# HOMEWORK H28.B ## 29 thoughts on “HOMEWORK H28.B”

1. Jacob Pierce Harmon says:

We are asked to find the shear stress at pin B but are not given the diameter of the pin, D. Should we solve it in terms of this unknown diameter, or is this a typo and should the diameter be d, the same diameter as the wire (which is given)?

1. tc says:

I think that might be a typo and that we can use the same diameter d for the wire and pin D

1. Kaushal Kamal Jain says:

Yes, that's a typo. You can assume D=d.

2. Rahul Maheswaran says:

Leaving this here for people checking this later - Prof. Jones, confirmed that we can use the same diameter d, for the pin.

2. Karthik says:

Would the area for the tensile stress of wire CD be modeled as a circle?

1. Abhirakshak Raja says:

I think it should be modeled as a circular cross section since they have given the diameter of the cable CD as d

2. Ammar Al Nas says:

I think yes, since we are given a radius, I think we treat it like Example 2 in lecture 28 where the professor found the area of the pin as a circle

3. Samuel James Pike says:

Just to make sure, the pin is only going to be sheared in two spots correct? Or is there one spot where it will be sheared?

1. Corina Marie Capuano says:

I believe so, in the problem statement it mentions that the L bracket is pinned to ground with a double -shear pin.

2. Zaid Basil Qubain says:

Yes, It says in the problem they used a double shear pin

4. Zaid Basil Qubain says:

In a double-shear pin we have to multiply the A by 2 since it has to shear at both ends. Is that right?

1. Daniel Pereira Ventura says:

Yes, when you're calculating the shear you would multiply the area of the cross-section by 2 as the pin would break on two different parts.

5. Zaid Basil Qubain says:

Since there are both x and y component the shear will happen diagonally. This means that we need to find the magnitude of x and y forces before doing the calculations.
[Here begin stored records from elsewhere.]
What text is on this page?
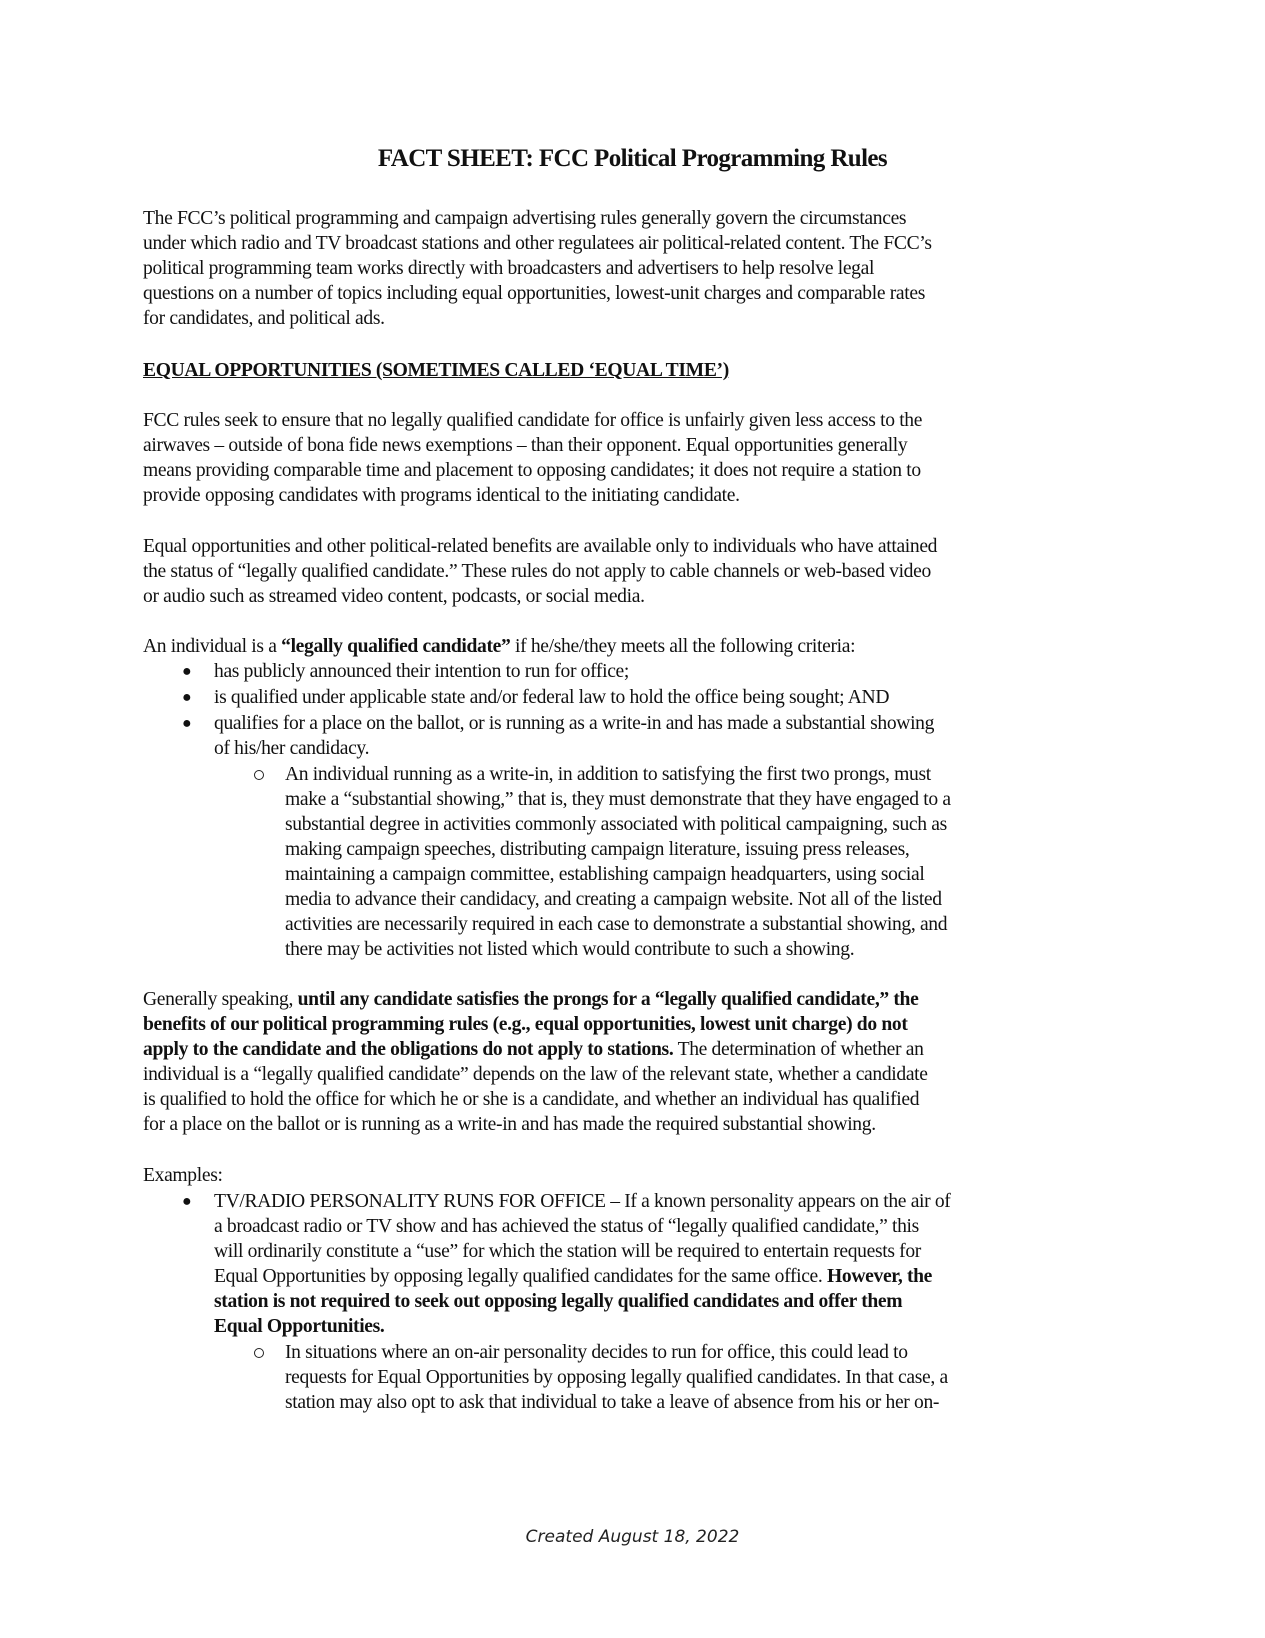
FACT SHEET: FCC Political Programming Rules
The FCC’s political programming and campaign advertising rules generally govern the circumstances
under which radio and TV broadcast stations and other regulatees air political-related content. The FCC’s
political programming team works directly with broadcasters and advertisers to help resolve legal
questions on a number of topics including equal opportunities, lowest-unit charges and comparable rates
for candidates, and political ads.
EQUAL OPPORTUNITIES (SOMETIMES CALLED ‘EQUAL TIME’)
FCC rules seek to ensure that no legally qualified candidate for office is unfairly given less access to the
airwaves – outside of bona fide news exemptions – than their opponent. Equal opportunities generally
means providing comparable time and placement to opposing candidates; it does not require a station to
provide opposing candidates with programs identical to the initiating candidate.
Equal opportunities and other political-related benefits are available only to individuals who have attained
the status of “legally qualified candidate.” These rules do not apply to cable channels or web-based video
or audio such as streamed video content, podcasts, or social media.
An individual is a “legally qualified candidate” if he/she/they meets all the following criteria:
● has publicly announced their intention to run for office;
● is qualified under applicable state and/or federal law to hold the office being sought; AND
● qualifies for a place on the ballot, or is running as a write-in and has made a substantial showing
of his/her candidacy.
An individual running as a write-in, in addition to satisfying the first two prongs, must
make a “substantial showing,” that is, they must demonstrate that they have engaged to a
substantial degree in activities commonly associated with political campaigning, such as
making campaign speeches, distributing campaign literature, issuing press releases,
maintaining a campaign committee, establishing campaign headquarters, using social
media to advance their candidacy, and creating a campaign website. Not all of the listed
activities are necessarily required in each case to demonstrate a substantial showing, and
there may be activities not listed which would contribute to such a showing.
Generally speaking, until any candidate satisfies the prongs for a “legally qualified candidate,” the
benefits of our political programming rules (e.g., equal opportunities, lowest unit charge) do not
apply to the candidate and the obligations do not apply to stations. The determination of whether an
individual is a “legally qualified candidate” depends on the law of the relevant state, whether a candidate
is qualified to hold the office for which he or she is a candidate, and whether an individual has qualified
for a place on the ballot or is running as a write-in and has made the required substantial showing.
Examples:
● TV/RADIO PERSONALITY RUNS FOR OFFICE – If a known personality appears on the air of
a broadcast radio or TV show and has achieved the status of “legally qualified candidate,” this
will ordinarily constitute a “use” for which the station will be required to entertain requests for
Equal Opportunities by opposing legally qualified candidates for the same office. However, the
station is not required to seek out opposing legally qualified candidates and offer them
Equal Opportunities.
In situations where an on-air personality decides to run for office, this could lead to
requests for Equal Opportunities by opposing legally qualified candidates. In that case, a
station may also opt to ask that individual to take a leave of absence from his or her on-
Created August 18, 2022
Is that correct

1. Chalisa Joan Kulprathipanja says:

Yes, you need to find the x and y forces.

2. Jennifer Leigh Smith says:

Yes, find the x and y forces.

6. Kaushal Kamal Jain says:

Correct comments were made in the discussion. It is a double-shear pin so you will need to multiply the area by 2. And yes, you will first need to find the x and y reaction forces at B before calculating the shear stress.

7. Ammar Al Nas says:

When finding the shear for a Pin, why cant we just use the force acting tangent to the pin like we did in H24 when we found the shear on a member instead of taking the magnitude of the forces?
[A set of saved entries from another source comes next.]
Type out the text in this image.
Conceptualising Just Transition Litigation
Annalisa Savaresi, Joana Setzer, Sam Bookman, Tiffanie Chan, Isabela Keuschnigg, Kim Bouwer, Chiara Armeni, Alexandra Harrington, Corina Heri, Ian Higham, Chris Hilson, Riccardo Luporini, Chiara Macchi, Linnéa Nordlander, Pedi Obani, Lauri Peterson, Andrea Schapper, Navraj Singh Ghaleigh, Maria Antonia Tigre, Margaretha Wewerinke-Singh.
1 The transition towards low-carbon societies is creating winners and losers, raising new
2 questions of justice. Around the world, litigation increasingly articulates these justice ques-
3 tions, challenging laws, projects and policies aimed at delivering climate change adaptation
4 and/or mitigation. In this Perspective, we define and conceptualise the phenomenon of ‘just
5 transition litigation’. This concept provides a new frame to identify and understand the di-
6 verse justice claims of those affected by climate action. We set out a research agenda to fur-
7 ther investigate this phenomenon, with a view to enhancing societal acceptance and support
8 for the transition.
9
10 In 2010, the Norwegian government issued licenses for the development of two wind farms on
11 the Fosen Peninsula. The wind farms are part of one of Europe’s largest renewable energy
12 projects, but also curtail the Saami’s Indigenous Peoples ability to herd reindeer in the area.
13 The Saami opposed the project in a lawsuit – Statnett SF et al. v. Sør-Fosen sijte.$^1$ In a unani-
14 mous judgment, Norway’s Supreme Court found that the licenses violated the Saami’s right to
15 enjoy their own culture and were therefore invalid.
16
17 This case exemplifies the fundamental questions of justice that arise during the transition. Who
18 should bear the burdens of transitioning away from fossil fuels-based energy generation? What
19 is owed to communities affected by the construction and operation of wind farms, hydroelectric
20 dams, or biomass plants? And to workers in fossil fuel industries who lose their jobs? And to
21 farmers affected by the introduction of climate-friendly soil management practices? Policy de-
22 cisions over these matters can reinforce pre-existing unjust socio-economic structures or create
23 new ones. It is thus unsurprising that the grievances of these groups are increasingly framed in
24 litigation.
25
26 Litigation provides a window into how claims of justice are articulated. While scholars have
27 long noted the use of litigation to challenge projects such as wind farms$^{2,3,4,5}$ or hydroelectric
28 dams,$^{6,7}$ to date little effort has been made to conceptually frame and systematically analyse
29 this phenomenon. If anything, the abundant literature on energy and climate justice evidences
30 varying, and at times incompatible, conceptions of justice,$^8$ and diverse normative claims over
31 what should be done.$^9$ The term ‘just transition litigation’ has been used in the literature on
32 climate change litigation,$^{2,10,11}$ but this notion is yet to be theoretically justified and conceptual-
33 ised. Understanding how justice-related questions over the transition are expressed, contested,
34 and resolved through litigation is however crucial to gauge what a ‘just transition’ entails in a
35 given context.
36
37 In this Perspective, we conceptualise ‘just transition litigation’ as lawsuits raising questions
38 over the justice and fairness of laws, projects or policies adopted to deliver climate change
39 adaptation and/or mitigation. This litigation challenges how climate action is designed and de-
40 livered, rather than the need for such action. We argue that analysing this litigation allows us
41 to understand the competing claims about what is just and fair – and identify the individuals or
1. Kaushal Kamal Jain says:

I don't exactly get your question, but Bx and By are the components of the total shear force acting on the pin, which is what you need to calculate the shear stress.

2. Jennifer Leigh Smith says:

Using Bx and By is an easier way to find the shear stress. However, I looked back at the homework you're talking about and I believe that your method might also work.
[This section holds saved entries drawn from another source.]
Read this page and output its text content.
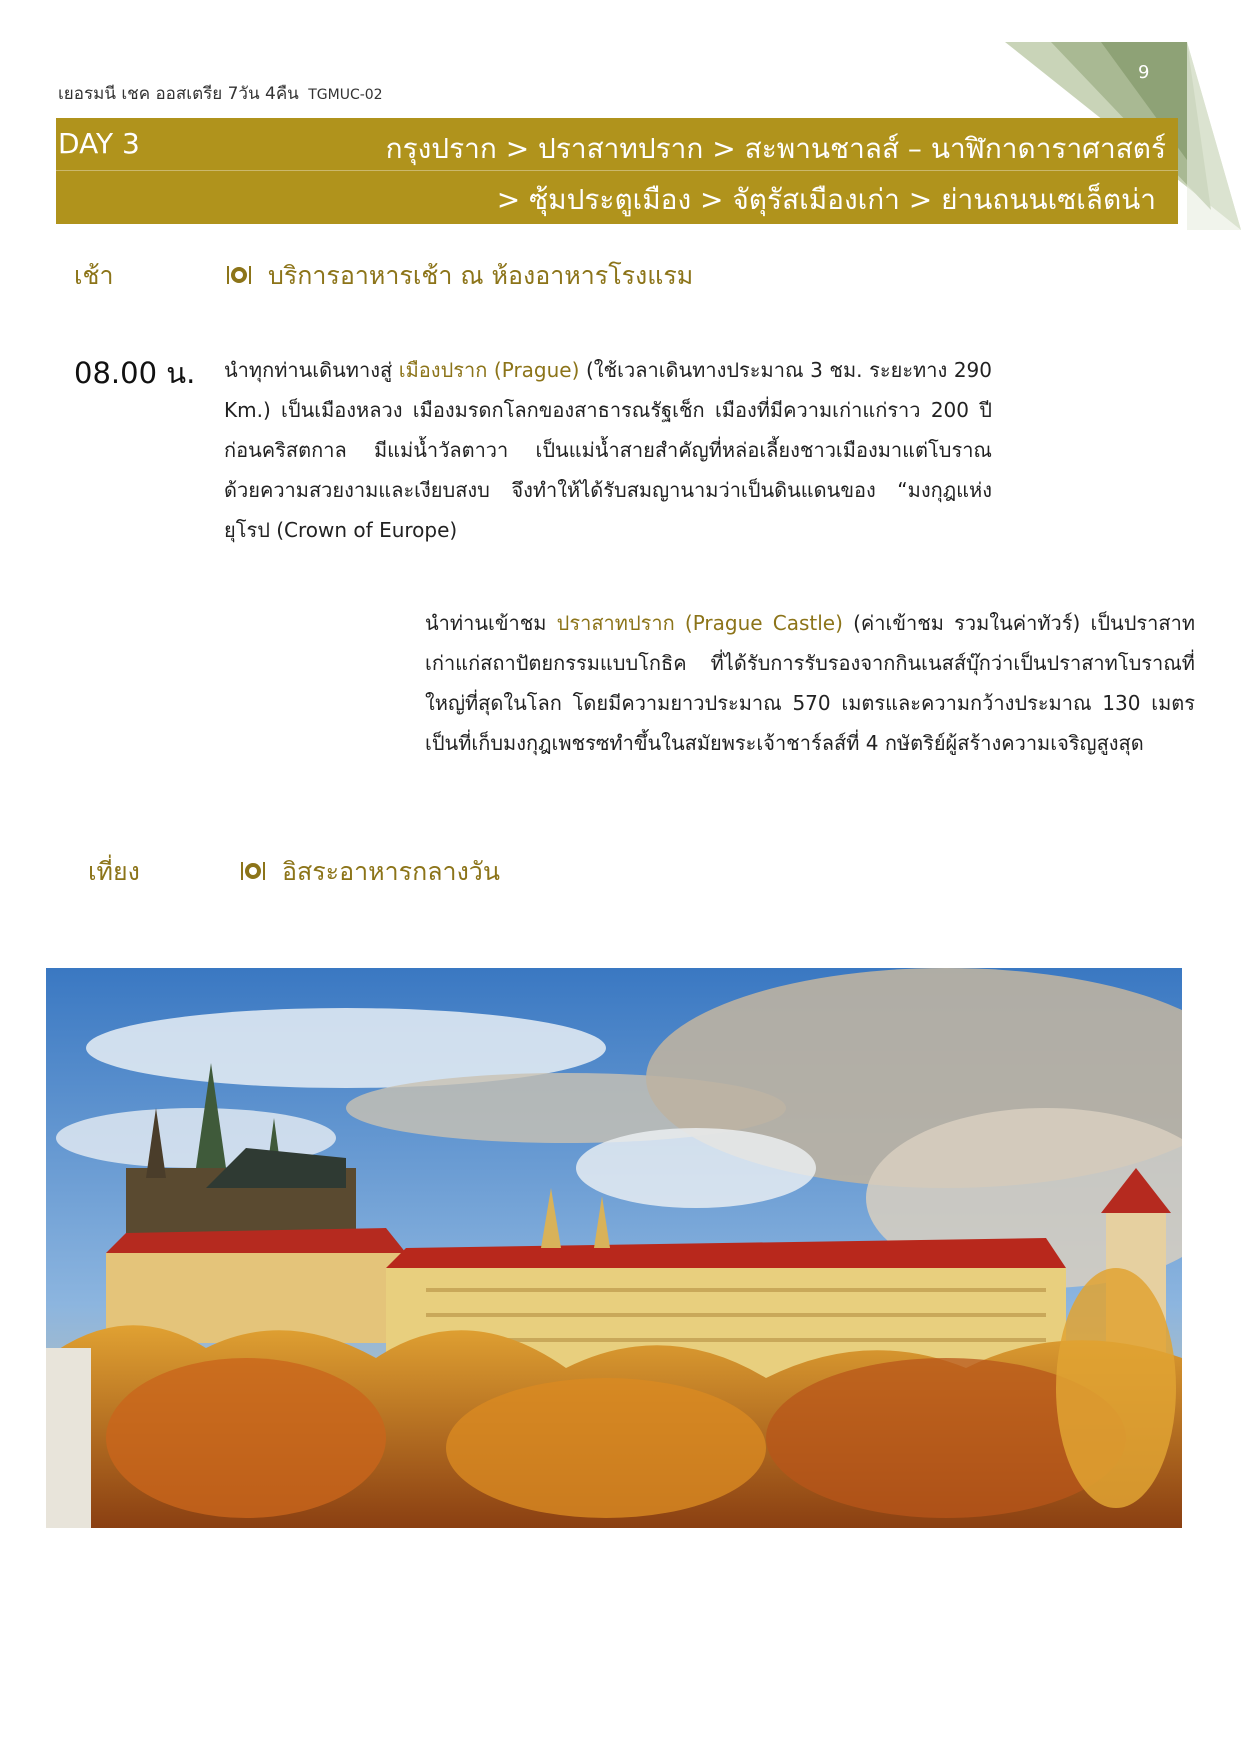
9
เยอรมนี เชค ออสเตรีย 7วัน 4คืน TGMUC-02
DAY 3	กรุงปราก > ปราสาทปราก > สะพานชาลส์ – นาฬิกาดาราศาสตร์
> ซุ้มประตูเมือง > จัตุรัสเมืองเก่า > ย่านถนนเซเล็ตน่า
เช้า	บริการอาหารเช้า ณ ห้องอาหารโรงแรม
08.00 น. นำทุกท่านเดินทางสู่ เมืองปราก (Prague) (ใช้เวลาเดินทางประมาณ 3 ชม. ระยะทาง 290 Km.) เป็นเมืองหลวง เมืองมรดกโลกของสาธารณรัฐเช็ก เมืองที่มีความเก่าแก่ราว 200 ปีก่อนคริสตกาล มีแม่น้ำวัลตาวา เป็นแม่น้ำสายสำคัญที่หล่อเลี้ยงชาวเมืองมาแต่โบราณ ด้วยความสวยงามและเงียบสงบ จึงทำให้ได้รับสมญานามว่าเป็นดินแดนของ “มงกุฎแห่งยุโรป (Crown of Europe)

นำท่านเข้าชม ปราสาทปราก (Prague Castle) (ค่าเข้าชม รวมในค่าทัวร์) เป็นปราสาทเก่าแก่สถาปัตยกรรมแบบโกธิค ที่ได้รับการรับรองจากกินเนสส์บุ๊กว่าเป็นปราสาทโบราณที่ใหญ่ที่สุดในโลก โดยมีความยาวประมาณ 570 เมตรและความกว้างประมาณ 130 เมตร เป็นที่เก็บมงกุฎเพชรซทำขึ้นในสมัยพระเจ้าชาร์ลส์ที่ 4 กษัตริย์ผู้สร้างความเจริญสูงสุด

เที่ยง	อิสระอาหารกลางวัน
8. Elliott Huy-Anh Eve says:

Is it necessary to take the moment about B in order to find the Tension of CD?

9. Mason Lee Trenaman says:

Elliott, I believe you do need to use the moment about B to solve for the tension in CD. You can then go from there to find the reactions at B

1. Kaushal Kamal Jain says:

Mason is right

10. Chirag Pradeep Nimani says:

Is it alright if I take CB as a 2 force member and the following question with that logic?

1. Kaushal Kamal Jain says:

Yes, you can consider CB to be a two-force member.

11. huttonl says:

How is the area calculated if the thickness is not given?

1. Mansha Sunil Chimnani says:

I believe, the area will just be2( pi r^2 )and the diameter is given. You do not need the thickness.

2. jr says:

To find the area use 2*(pi*(d/2)^2), the thickness is not needed

12. Kelsie Ann Chisholm says:

Would there be reaction forces at D or just a tension force?

1. Ruth Ivania Guerra says:

Yes, since it is a pin joint. You would have Dx and Dy that would be opposite and equal (if you find the sqrt(dx^2 +dy^2) to the tension. This happens because there boddy is in equilibrium.